Em 1935, ano do centenário da revolução farroupilha, a avenida é oficialmente inaugurada. Contudo, apenas da rua Coronel Genuíno à rua dos Andradas.

Avenida Borges de Medeiros provavelmente na década de 1930, em direção à rua Coronel Genuíno. Foto 027f da Fototeca Sioma Breitman. Museu de Porto Alegre Joaquim José Felizardo.
Avenida Borges de Medeiros provavelmente na década de 1930, em direção à rua Coronel Genuíno. Foto 027f da Fototeca Sioma Breitman. Museu de Porto Alegre Joaquim José Felizardo.

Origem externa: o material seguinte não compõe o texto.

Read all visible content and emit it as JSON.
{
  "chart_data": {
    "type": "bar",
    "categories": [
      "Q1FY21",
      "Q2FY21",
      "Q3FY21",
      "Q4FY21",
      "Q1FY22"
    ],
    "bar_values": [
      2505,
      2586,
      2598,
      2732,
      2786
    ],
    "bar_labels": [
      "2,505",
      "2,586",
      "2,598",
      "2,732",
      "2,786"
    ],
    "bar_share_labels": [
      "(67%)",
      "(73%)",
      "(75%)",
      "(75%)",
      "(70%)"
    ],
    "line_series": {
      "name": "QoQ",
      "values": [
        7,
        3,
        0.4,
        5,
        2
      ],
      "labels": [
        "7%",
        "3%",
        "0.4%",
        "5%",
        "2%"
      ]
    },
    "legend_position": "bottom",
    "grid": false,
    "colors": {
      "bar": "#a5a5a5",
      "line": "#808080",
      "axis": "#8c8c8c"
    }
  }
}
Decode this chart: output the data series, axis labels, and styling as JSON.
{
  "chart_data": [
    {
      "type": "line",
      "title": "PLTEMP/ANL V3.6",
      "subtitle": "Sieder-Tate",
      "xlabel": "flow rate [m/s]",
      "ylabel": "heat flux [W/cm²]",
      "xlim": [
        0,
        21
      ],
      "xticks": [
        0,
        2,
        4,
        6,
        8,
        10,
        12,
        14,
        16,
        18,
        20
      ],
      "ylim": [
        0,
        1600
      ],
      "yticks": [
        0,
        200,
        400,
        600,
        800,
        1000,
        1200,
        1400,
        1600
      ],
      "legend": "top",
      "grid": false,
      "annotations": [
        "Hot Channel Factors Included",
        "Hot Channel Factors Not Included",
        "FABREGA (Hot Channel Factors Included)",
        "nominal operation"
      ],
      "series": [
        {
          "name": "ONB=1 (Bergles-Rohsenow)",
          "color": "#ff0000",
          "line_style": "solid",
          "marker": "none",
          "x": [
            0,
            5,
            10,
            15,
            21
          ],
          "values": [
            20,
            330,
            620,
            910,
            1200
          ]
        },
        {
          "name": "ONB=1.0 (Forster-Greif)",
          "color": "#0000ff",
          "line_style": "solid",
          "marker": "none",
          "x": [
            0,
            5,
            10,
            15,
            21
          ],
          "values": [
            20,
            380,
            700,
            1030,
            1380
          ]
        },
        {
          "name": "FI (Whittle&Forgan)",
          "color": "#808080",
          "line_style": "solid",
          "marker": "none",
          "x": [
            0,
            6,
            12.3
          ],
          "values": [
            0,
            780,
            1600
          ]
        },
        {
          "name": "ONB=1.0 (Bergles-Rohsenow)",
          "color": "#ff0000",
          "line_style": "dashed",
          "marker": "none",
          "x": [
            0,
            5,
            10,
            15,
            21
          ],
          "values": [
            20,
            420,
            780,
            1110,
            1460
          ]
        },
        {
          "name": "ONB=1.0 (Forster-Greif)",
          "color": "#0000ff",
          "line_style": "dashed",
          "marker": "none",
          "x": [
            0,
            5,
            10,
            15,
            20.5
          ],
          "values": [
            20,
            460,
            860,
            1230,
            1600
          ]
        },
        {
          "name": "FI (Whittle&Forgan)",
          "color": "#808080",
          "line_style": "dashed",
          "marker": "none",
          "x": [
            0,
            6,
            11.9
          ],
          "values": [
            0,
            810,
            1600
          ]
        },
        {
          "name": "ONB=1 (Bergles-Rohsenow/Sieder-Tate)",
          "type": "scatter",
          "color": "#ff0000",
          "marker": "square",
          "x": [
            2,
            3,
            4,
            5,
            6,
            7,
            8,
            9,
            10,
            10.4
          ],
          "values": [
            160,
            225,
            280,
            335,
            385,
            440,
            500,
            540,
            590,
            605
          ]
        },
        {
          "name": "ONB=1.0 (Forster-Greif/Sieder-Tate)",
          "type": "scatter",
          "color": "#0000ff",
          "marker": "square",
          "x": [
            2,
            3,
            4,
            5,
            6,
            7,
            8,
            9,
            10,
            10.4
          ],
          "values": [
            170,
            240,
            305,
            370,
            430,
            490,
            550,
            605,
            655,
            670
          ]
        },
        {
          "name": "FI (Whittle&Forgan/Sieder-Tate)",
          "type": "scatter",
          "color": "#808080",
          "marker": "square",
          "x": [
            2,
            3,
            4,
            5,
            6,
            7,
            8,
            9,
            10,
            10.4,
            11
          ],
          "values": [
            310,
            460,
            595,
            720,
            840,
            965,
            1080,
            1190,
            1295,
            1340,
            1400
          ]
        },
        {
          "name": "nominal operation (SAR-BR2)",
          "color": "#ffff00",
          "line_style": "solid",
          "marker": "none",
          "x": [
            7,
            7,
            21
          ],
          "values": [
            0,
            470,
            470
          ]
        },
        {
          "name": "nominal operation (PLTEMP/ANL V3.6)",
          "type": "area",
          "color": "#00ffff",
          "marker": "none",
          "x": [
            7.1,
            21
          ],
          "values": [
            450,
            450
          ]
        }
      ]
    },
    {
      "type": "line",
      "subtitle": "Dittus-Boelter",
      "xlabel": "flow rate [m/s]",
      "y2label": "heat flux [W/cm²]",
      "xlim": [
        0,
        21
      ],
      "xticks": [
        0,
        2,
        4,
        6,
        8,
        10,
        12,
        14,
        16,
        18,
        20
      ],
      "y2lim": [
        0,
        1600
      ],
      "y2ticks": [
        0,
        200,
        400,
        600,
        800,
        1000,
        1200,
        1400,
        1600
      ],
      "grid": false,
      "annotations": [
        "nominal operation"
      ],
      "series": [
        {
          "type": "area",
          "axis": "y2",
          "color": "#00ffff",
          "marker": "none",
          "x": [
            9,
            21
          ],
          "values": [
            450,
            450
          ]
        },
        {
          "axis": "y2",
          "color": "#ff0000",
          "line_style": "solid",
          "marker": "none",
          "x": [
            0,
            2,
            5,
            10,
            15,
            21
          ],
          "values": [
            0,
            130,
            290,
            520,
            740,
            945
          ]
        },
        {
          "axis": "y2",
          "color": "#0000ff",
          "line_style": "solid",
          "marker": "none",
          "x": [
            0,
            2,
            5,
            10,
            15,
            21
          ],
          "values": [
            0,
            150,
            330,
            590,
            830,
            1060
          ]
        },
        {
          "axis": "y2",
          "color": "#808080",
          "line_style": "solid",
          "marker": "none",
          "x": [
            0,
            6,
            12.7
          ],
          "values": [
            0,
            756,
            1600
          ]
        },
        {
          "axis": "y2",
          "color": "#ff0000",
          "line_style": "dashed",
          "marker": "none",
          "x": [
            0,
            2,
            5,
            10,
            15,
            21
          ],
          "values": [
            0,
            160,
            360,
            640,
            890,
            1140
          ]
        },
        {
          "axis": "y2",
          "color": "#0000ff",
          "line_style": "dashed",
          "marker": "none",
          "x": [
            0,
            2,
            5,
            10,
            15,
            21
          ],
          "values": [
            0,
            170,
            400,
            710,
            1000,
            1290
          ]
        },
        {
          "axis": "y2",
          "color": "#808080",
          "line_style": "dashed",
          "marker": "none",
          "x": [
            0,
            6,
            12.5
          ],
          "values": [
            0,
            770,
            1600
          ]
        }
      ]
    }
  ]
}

Em 1942 a avenida Borges de Medeiros é inteiramente concluída na administração do prefeito Loureiro da Silva.

 

Referências:

[1] DAMÁSIO, Cláudia Pilla. Porto Alegre na década de 30: uma cidade idealizada, uma cidade real. Dissertação de Mestrado, PROPUR-UFRGS. Porto Alegre, 169 p., 1996. P. 106-107.

[2] O mesmo que prefeitura.

[3] Atualmente, a rua Caldas Júnior.

[4] A Federação, 16/11/1922, p. 10 Hemeroteca Digital da Fundação Biblioteca Nacional. A grafia original foi mantida.

[5] SOUZA, Célia Ferraz de. Plano Geral de Melhoramentos de Porto Alegre: o plano que orientou a modernização da cidade. Porto Alegre: Armazém digital, 2010. Pp. 206-214.

[6] SOUZA, Célia Ferraz de. Plano Geral de Melhoramentos de Porto Alegre: o plano que orientou a modernização da cidade. Porto Alegre: Armazém digital, 2010. P. 209.